Obstacle avoidance is an indispensable behavior in mobile robots. If a robot has no sensors, it’s a blind robot. If it has proximity sensors but still it keeps hitting whatever comes in its way, then it’s a ‘’brainless’’ robot. Imagine an ant or any insect walking on the ground. The insect is heading towards a particular direction and it encounters an obstacle in its way. What the insect does is, it circumnavigates the obstacle until motion in the initial direction is no more obstructed. The situation is very similar to a car at a cross road. To go straight from a traffic crossing, the car has to circumnavigate the cross-road circle and go straight.
Assumptions and initialization
Essentially, the Bug-1 algorithm formalizes the “common sense” idea of moving towards the goal and going around obstacles. Certain assumptions have to be made while implementing the Bug-1 algorithm, they are:
- The robot is assumed to be a point with perfect positioning (no positioning error)

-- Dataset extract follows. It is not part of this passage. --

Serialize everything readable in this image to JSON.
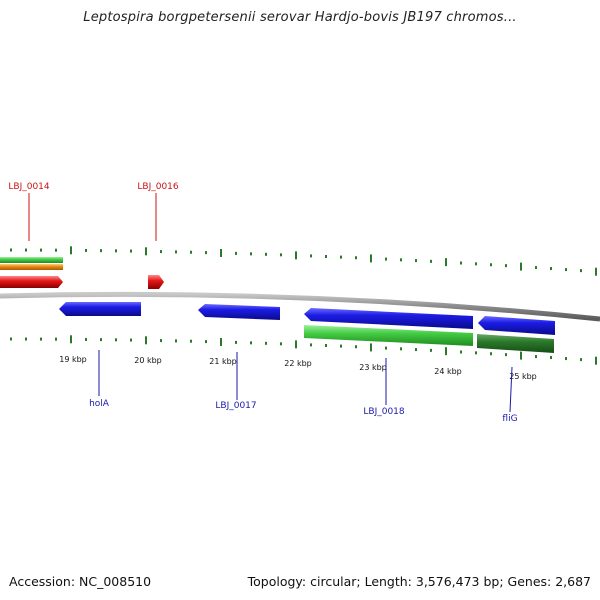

- The robot is equipped with a contact sensor that can detect an obstacle boundary if the robot “touches” it.
- The robot can also measure the distance d(p, q) between any two points p and q.
- Finally, assume that the workspace is bounded. That is, we're not working in infinite space.
We assume the following symbols:
- qstart: start point
- qgoal: target point
Let qL0 =qstart m-line - line segment that connects qLi to qgoal. Initially i = 0
The Bug-1 Algorithm
The Bug1 algorithm exhibits two behaviors:
- Motion to goal
- Boundary following
During motion-to-goal, the robot moves along the m-line toward qgoal until it either encounters the goal or an obstacle. If the robot encounters an obstacle, let qH1 be the point where the robot first encounters an obstacle and call this point a hit point. The robot then circumnavigates the obstacle until it returns to qH1.
Then, the robot determines the closest point to the goal on the perimeter of the obstacle and traverses to this point. This point is called a leave point and is labeled qL1. From qL1, the robot heads straight toward the goal again, i.e., it re-invokes the motion-to-goal behavior.
If the line that connects qL1 and the goal intersects the current obstacle, then there is no path to the goal; note that this intersection would occur immediately “after” leaving qL1 .
Otherwise, the index i is incremented and this procedure is then repeated for qLi and qHi until the goal is reached or the planner determines that the robot cannot reach the goal. Finally, if the line to the goal “grazes” an obstacle, the robot need not invoke a boundary following behavior, but rather continues onward towards the goal.
Here's a pseudo code implementation of this algorithm:
Input: A point robot with a tactile sensor
Output: A path to the qgoal or a conclusion no such path exists
while Forever do
From qLi−1, move toward qgoal.
until qgoal is reached or an obstacle is encountered at qHi .
if Goal is reached then
Follow the obstacle boundary.
until qgoal is reached or qHi is re-encountered.
Determine the point qLi on the perimeter that has the shortest distance to the goal.
Go to qLi .
if the robot were to move toward the goal then
Conclude qgoal is not reachable and exit.
(adopted from: Principles of Robot Motion: Theory, Algorithms, and Implementations (Intelligent Robotics and Autonomous Agents))
You learned about a very basic obstacle avoidance algorithm. The idea is to navigate the entire circumference of the obstacle and figure out the best position to leave towards the goal. Then, the robot moves to this best leaving position and goes towards the object. It is easy to determine if an object is unreachable by this method or not.